Эвелина глянула на Канэвана, как бы отдавая должное дедуктивным способностям его спутника. Канэван просто кивнул, подтверждая, что профессор реален.

— Мистер Старк, — сказала она, — называет это черным искусством.

Макнайт хмыкнул.

— Можно было бы найти и более безобидное название, — возразил он, — особенно если иметь в виду ваше общение с властями.

Она робко улыбнулась, и Макнайт наконец сел на стул, поместив свой нелогичный котелок на колени и спросив, может ли он закурить. Канэван предпочел встать у стола, на котором оплывала свеча. Сама Эвелина села на краешек безупречно заправленной кровати и еще раз извинилась за скромное гостеприимство — она не приготовила прохладительных напитков.

— Все в порядке, Эвелина, — заверил ее ирландец. — Мы собрались здесь не на банкет. — Затем, спохватившись, что дерзко назвал ее по имени, прибавил: — Простите, я могу называть вас Эвелиной?

— Лишь бы не Эви, — ответила она.

— Нас к вам никто не посылал, — сказал Макнайт, выпуская первое кольцо дыма, — и мы, разумеется, весьма признательны, что вы нашли возможность принять нас. Мы оба следили за этим жутким делом с определенным интересом и безошибочно чувствуем, что обладаем известными способностями, которые могут оказаться бесценными в применении. Если вам еще не известно, Эвелина, меня знают как человека, носящего звание профессора логики и метафизики Эдинбургского университета.

— Я знаю, кто вы, — сказала Эвелина.

— О?

— Я бывала на лекциях в университете, — объяснила она, — в том числе и на некоторых ваших.

И впервые Макнайту пришло в голову, что это, может быть, та самая девушка, которую он видел тогда в аудитории, а стало быть, мимо нее проходил на Олд-Долкит-роуд. Он посмотрел на Канэвана. Ирландца, казалось, охватили те же подозрения, но он промолчал.

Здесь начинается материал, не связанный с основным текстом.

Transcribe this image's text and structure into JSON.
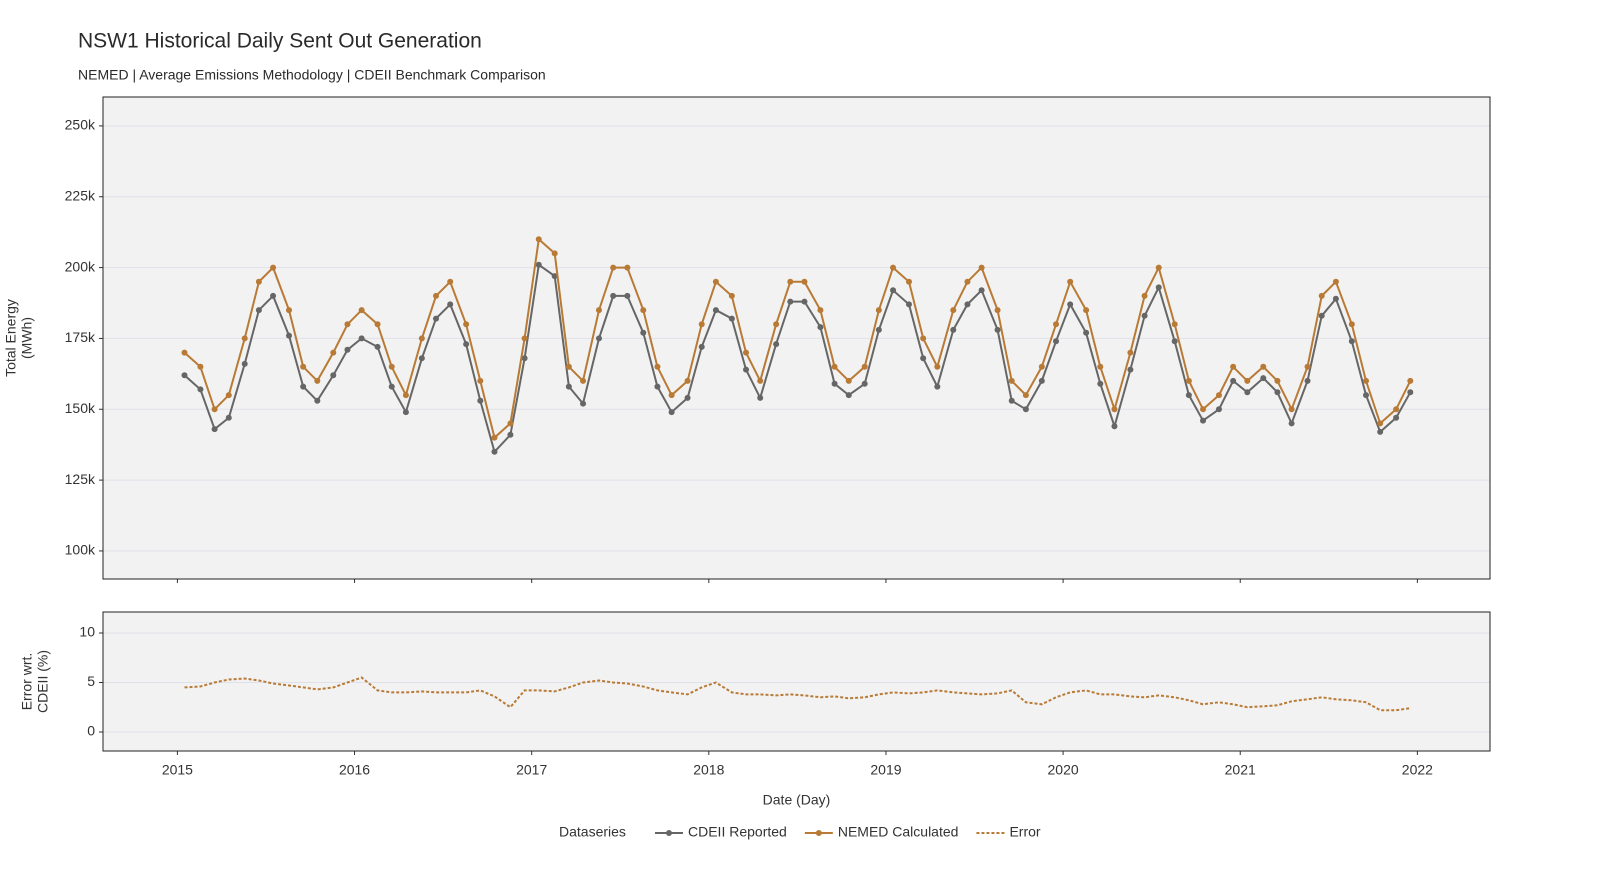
{
  "chart_data": [
    {
      "type": "line",
      "title": "NSW1 Historical Daily Sent Out Generation",
      "subtitle": "NEMED | Average Emissions Methodology | CDEII Benchmark Comparison",
      "y_label": [
        "Total Energy",
        "(MWh)"
      ],
      "legend_title": "Dataseries",
      "x": [
        2015.04,
        2015.13,
        2015.21,
        2015.29,
        2015.38,
        2015.46,
        2015.54,
        2015.63,
        2015.71,
        2015.79,
        2015.88,
        2015.96,
        2016.04,
        2016.13,
        2016.21,
        2016.29,
        2016.38,
        2016.46,
        2016.54,
        2016.63,
        2016.71,
        2016.79,
        2016.88,
        2016.96,
        2017.04,
        2017.13,
        2017.21,
        2017.29,
        2017.38,
        2017.46,
        2017.54,
        2017.63,
        2017.71,
        2017.79,
        2017.88,
        2017.96,
        2018.04,
        2018.13,
        2018.21,
        2018.29,
        2018.38,
        2018.46,
        2018.54,
        2018.63,
        2018.71,
        2018.79,
        2018.88,
        2018.96,
        2019.04,
        2019.13,
        2019.21,
        2019.29,
        2019.38,
        2019.46,
        2019.54,
        2019.63,
        2019.71,
        2019.79,
        2019.88,
        2019.96,
        2020.04,
        2020.13,
        2020.21,
        2020.29,
        2020.38,
        2020.46,
        2020.54,
        2020.63,
        2020.71,
        2020.79,
        2020.88,
        2020.96,
        2021.04,
        2021.13,
        2021.21,
        2021.29,
        2021.38,
        2021.46,
        2021.54,
        2021.63,
        2021.71,
        2021.79,
        2021.88,
        2021.96
      ],
      "xlim": [
        2014.58,
        2022.41
      ],
      "xticks": [
        2015,
        2016,
        2017,
        2018,
        2019,
        2020,
        2021,
        2022
      ],
      "ylim": [
        90100,
        260200
      ],
      "yticks": [
        {
          "value": 100000,
          "label": "100k"
        },
        {
          "value": 125000,
          "label": "125k"
        },
        {
          "value": 150000,
          "label": "150k"
        },
        {
          "value": 175000,
          "label": "175k"
        },
        {
          "value": 200000,
          "label": "200k"
        },
        {
          "value": 225000,
          "label": "225k"
        },
        {
          "value": 250000,
          "label": "250k"
        }
      ],
      "grid": true,
      "series": [
        {
          "name": "CDEII Reported",
          "color": "#666666",
          "values": [
            162000,
            157000,
            143000,
            147000,
            166000,
            185000,
            190000,
            176000,
            158000,
            153000,
            162000,
            171000,
            175000,
            172000,
            158000,
            149000,
            168000,
            182000,
            187000,
            173000,
            153000,
            135000,
            141000,
            168000,
            201000,
            197000,
            158000,
            152000,
            175000,
            190000,
            190000,
            177000,
            158000,
            149000,
            154000,
            172000,
            185000,
            182000,
            164000,
            154000,
            173000,
            188000,
            188000,
            179000,
            159000,
            155000,
            159000,
            178000,
            192000,
            187000,
            168000,
            158000,
            178000,
            187000,
            192000,
            178000,
            153000,
            150000,
            160000,
            174000,
            187000,
            177000,
            159000,
            144000,
            164000,
            183000,
            193000,
            174000,
            155000,
            146000,
            150000,
            160000,
            156000,
            161000,
            156000,
            145000,
            160000,
            183000,
            189000,
            174000,
            155000,
            142000,
            147000,
            156000
          ]
        },
        {
          "name": "NEMED Calculated",
          "color": "#b87a35",
          "values": [
            170000,
            165000,
            150000,
            155000,
            175000,
            195000,
            200000,
            185000,
            165000,
            160000,
            170000,
            180000,
            185000,
            180000,
            165000,
            155000,
            175000,
            190000,
            195000,
            180000,
            160000,
            140000,
            145000,
            175000,
            210000,
            205000,
            165000,
            160000,
            185000,
            200000,
            200000,
            185000,
            165000,
            155000,
            160000,
            180000,
            195000,
            190000,
            170000,
            160000,
            180000,
            195000,
            195000,
            185000,
            165000,
            160000,
            165000,
            185000,
            200000,
            195000,
            175000,
            165000,
            185000,
            195000,
            200000,
            185000,
            160000,
            155000,
            165000,
            180000,
            195000,
            185000,
            165000,
            150000,
            170000,
            190000,
            200000,
            180000,
            160000,
            150000,
            155000,
            165000,
            160000,
            165000,
            160000,
            150000,
            165000,
            190000,
            195000,
            180000,
            160000,
            145000,
            150000,
            160000
          ]
        }
      ]
    },
    {
      "type": "line",
      "x_label": "Date (Day)",
      "y_label": [
        "Error wrt.",
        "CDEII (%)"
      ],
      "x": [
        2015.04,
        2015.13,
        2015.21,
        2015.29,
        2015.38,
        2015.46,
        2015.54,
        2015.63,
        2015.71,
        2015.79,
        2015.88,
        2015.96,
        2016.04,
        2016.13,
        2016.21,
        2016.29,
        2016.38,
        2016.46,
        2016.54,
        2016.63,
        2016.71,
        2016.79,
        2016.88,
        2016.96,
        2017.04,
        2017.13,
        2017.21,
        2017.29,
        2017.38,
        2017.46,
        2017.54,
        2017.63,
        2017.71,
        2017.79,
        2017.88,
        2017.96,
        2018.04,
        2018.13,
        2018.21,
        2018.29,
        2018.38,
        2018.46,
        2018.54,
        2018.63,
        2018.71,
        2018.79,
        2018.88,
        2018.96,
        2019.04,
        2019.13,
        2019.21,
        2019.29,
        2019.38,
        2019.46,
        2019.54,
        2019.63,
        2019.71,
        2019.79,
        2019.88,
        2019.96,
        2020.04,
        2020.13,
        2020.21,
        2020.29,
        2020.38,
        2020.46,
        2020.54,
        2020.63,
        2020.71,
        2020.79,
        2020.88,
        2020.96,
        2021.04,
        2021.13,
        2021.21,
        2021.29,
        2021.38,
        2021.46,
        2021.54,
        2021.63,
        2021.71,
        2021.79,
        2021.88,
        2021.96
      ],
      "xlim": [
        2014.58,
        2022.41
      ],
      "xticks": [
        2015,
        2016,
        2017,
        2018,
        2019,
        2020,
        2021,
        2022
      ],
      "ylim": [
        -1.92,
        12.12
      ],
      "yticks": [
        0,
        5,
        10
      ],
      "grid": true,
      "series": [
        {
          "name": "Error",
          "color": "#b87a35",
          "dashed": true,
          "values": [
            4.5,
            4.6,
            5,
            5.3,
            5.4,
            5.2,
            4.9,
            4.7,
            4.5,
            4.3,
            4.5,
            5,
            5.5,
            4.2,
            4,
            4,
            4.1,
            4,
            4,
            4,
            4.2,
            3.6,
            2.5,
            4.2,
            4.2,
            4.1,
            4.5,
            5,
            5.2,
            5,
            4.9,
            4.6,
            4.2,
            4,
            3.8,
            4.5,
            5,
            4,
            3.8,
            3.8,
            3.7,
            3.8,
            3.7,
            3.5,
            3.6,
            3.4,
            3.5,
            3.8,
            4,
            3.9,
            4,
            4.2,
            4,
            3.9,
            3.8,
            3.9,
            4.2,
            3,
            2.8,
            3.5,
            4,
            4.2,
            3.8,
            3.8,
            3.6,
            3.5,
            3.7,
            3.5,
            3.2,
            2.8,
            3,
            2.8,
            2.5,
            2.6,
            2.7,
            3.1,
            3.3,
            3.5,
            3.3,
            3.2,
            3,
            2.2,
            2.2,
            2.4
          ]
        }
      ]
    }
  ]
}
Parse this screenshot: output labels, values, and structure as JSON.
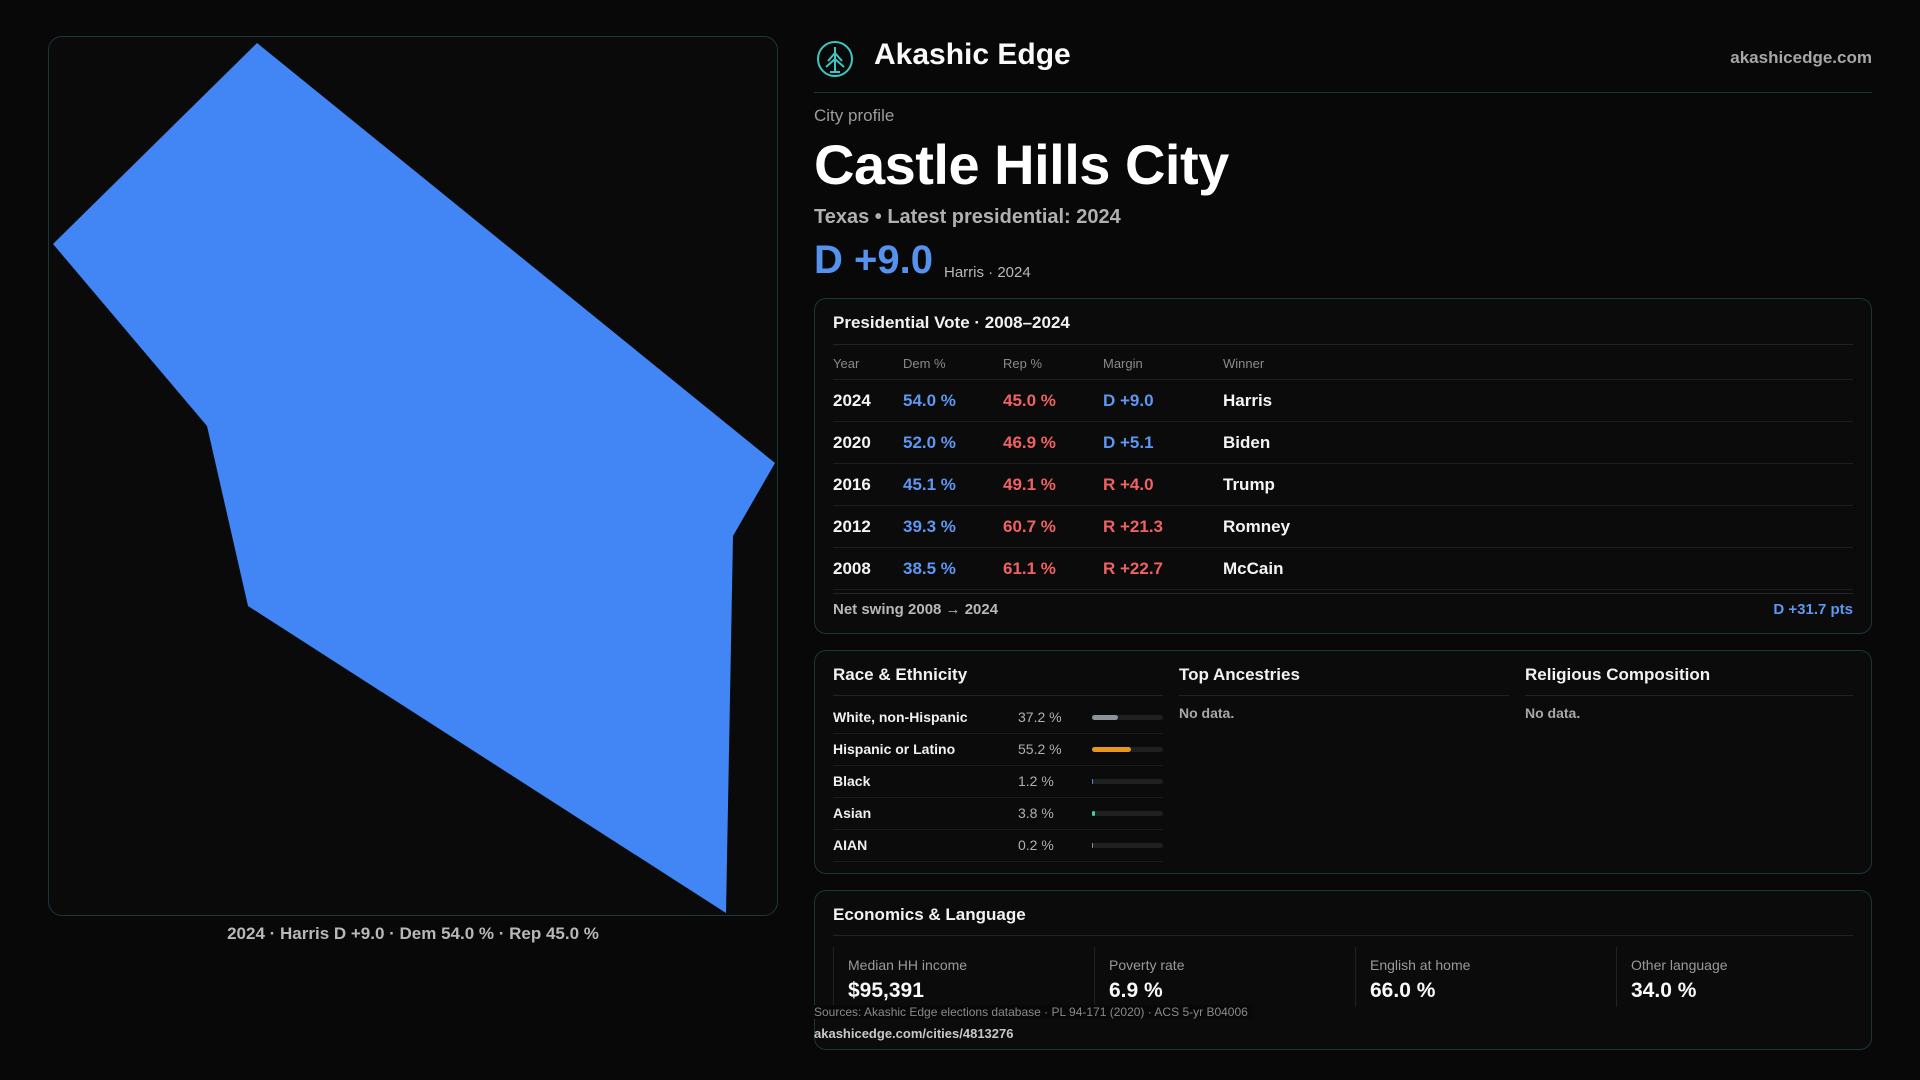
{
  "map": {
    "caption": "2024 · Harris D +9.0 · Dem 54.0 % · Rep 45.0 %",
    "fill_color": "#4285f4"
  },
  "header": {
    "brand": "Akashic Edge",
    "domain": "akashicedge.com",
    "logo_icon": "tree-logo-icon"
  },
  "profile": {
    "eyebrow": "City profile",
    "name": "Castle Hills City",
    "subtitle": "Texas • Latest presidential: 2024",
    "margin": "D +9.0",
    "margin_note": "Harris · 2024"
  },
  "votes": {
    "title": "Presidential Vote · 2008–2024",
    "columns": [
      "Year",
      "Dem %",
      "Rep %",
      "Margin",
      "Winner"
    ],
    "rows": [
      {
        "year": "2024",
        "dem": "54.0 %",
        "rep": "45.0 %",
        "margin": "D +9.0",
        "winner": "Harris",
        "party": "dem"
      },
      {
        "year": "2020",
        "dem": "52.0 %",
        "rep": "46.9 %",
        "margin": "D +5.1",
        "winner": "Biden",
        "party": "dem"
      },
      {
        "year": "2016",
        "dem": "45.1 %",
        "rep": "49.1 %",
        "margin": "R +4.0",
        "winner": "Trump",
        "party": "rep"
      },
      {
        "year": "2012",
        "dem": "39.3 %",
        "rep": "60.7 %",
        "margin": "R +21.3",
        "winner": "Romney",
        "party": "rep"
      },
      {
        "year": "2008",
        "dem": "38.5 %",
        "rep": "61.1 %",
        "margin": "R +22.7",
        "winner": "McCain",
        "party": "rep"
      }
    ],
    "swing_label": "Net swing 2008 → 2024",
    "swing_value": "D +31.7 pts",
    "colors": {
      "dem": "#5d97f1",
      "rep": "#f06262"
    }
  },
  "race": {
    "title": "Race & Ethnicity",
    "rows": [
      {
        "label": "White, non-Hispanic",
        "pct_text": "37.2 %",
        "fraction": 0.372,
        "color": "#8e939b"
      },
      {
        "label": "Hispanic or Latino",
        "pct_text": "55.2 %",
        "fraction": 0.552,
        "color": "#e8961e"
      },
      {
        "label": "Black",
        "pct_text": "1.2 %",
        "fraction": 0.012,
        "color": "#6c7cf0"
      },
      {
        "label": "Asian",
        "pct_text": "3.8 %",
        "fraction": 0.038,
        "color": "#3fd0a4"
      },
      {
        "label": "AIAN",
        "pct_text": "0.2 %",
        "fraction": 0.002,
        "color": "#8e939b"
      }
    ]
  },
  "ancestries": {
    "title": "Top Ancestries",
    "empty": "No data."
  },
  "religion": {
    "title": "Religious Composition",
    "empty": "No data."
  },
  "economics": {
    "title": "Economics & Language",
    "stats": [
      {
        "label": "Median HH income",
        "value": "$95,391"
      },
      {
        "label": "Poverty rate",
        "value": "6.9 %"
      },
      {
        "label": "English at home",
        "value": "66.0 %"
      },
      {
        "label": "Other language",
        "value": "34.0 %"
      }
    ]
  },
  "footer": {
    "sources": "Sources: Akashic Edge elections database · PL 94-171 (2020) · ACS 5-yr B04006",
    "url": "akashicedge.com/cities/4813276"
  }
}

— Прекрасно. — Профессор был заинтригован. — Тогда вам известна область моих научных интересов?

— Мистер Старк издавал много лекций на философские темы.

— Могу себе представить. А труды покойного профессора Смитона?

Эвелина несколько смутилась и посмотрела на Канэвана как бы в поисках поддержки.

— Не думаю, что у мистера Старка повышенный интерес к таким предметам, — робко сказала она.

— Церковным?

Эвелина кивнула и принялась теребить манжеты.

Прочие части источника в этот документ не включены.